I got some good runs in during the work week, although my legs felt heavy most days.  Felt so much better this morning though.  I went out early on the LoBo Trail for 21 miles.  The temperature started out well below 60°.  It was only 64° three hours later when I finished.  Rain clouds hung low, nearly kissing the ground.  I love Colorado clouds.

The cool weather supported a fast pace.  My goal wasn’t speed of course, simply the miles.  I suspect I started out fast to stay warm.  I ran a consistent 8:30 pace the first 12 miles.  I ran into Chris Price after 6 miles.  He ran 15 miles at a 7:30 pace.  Wow.  By 15 miles, I slowed down to a 9 minute clip.  My overall average came out at 8:50 per mile.  Makes me think, with similar conditions, I can expect to run a 9 minute pace for the Boulder Marathon in October.  Hope so.  Chris will be running as well and I suspect I might hang with him for his first two miles.  He starts out slow at around a 9 minute pace.  He’ll speed up to a 7 or so minute pace.  I imagine I’ll speed up to 8 minutes and then settle down to 8:30.  Then 9 minutes.

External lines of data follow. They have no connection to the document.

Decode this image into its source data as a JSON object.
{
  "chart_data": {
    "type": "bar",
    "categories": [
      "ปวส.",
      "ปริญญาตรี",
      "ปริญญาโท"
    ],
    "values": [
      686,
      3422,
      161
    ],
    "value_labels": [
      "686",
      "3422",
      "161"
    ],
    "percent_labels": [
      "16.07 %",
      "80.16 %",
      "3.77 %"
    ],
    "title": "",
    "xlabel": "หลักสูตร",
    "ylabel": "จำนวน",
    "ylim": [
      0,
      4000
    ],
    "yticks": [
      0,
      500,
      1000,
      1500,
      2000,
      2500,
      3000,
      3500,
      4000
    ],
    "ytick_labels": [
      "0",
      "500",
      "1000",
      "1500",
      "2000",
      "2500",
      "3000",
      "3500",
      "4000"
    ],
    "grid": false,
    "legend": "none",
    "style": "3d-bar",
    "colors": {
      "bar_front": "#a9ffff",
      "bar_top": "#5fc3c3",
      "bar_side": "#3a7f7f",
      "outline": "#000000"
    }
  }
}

I started to feel fatigue today at 12 miles.  My arm started to hurt after 15 miles.  That’s not unusual in a marathon, that muscles you would not normally associate with running begin to hurt.  In addition to breaking in my new shoes, I experimented with two new nutritional supplies.  I loaded up on 70 ounces of Skratch in my Camelbak.  With the cool weather, I only drank about 30 ounces.  Scratch is brewed in Boulder.  It’s highly valued by runners and analysts for its even digestion on long runs and bike rides.  I also ate three Hammer Gels, one at 6, then 10 and again at 12 miles.  I was quite pleased with these gels because normally they make me want to puke.  These were so flavor neutral that I didn’t even need to rinse out my mouth after eating them.  I didn’t experience any gastrointestinal distress today so I think both these products will work out nicely for the marathon.  I’m considering wearing my camelbak so I can drink something more nutritional than the free Gatorade at the aid stations.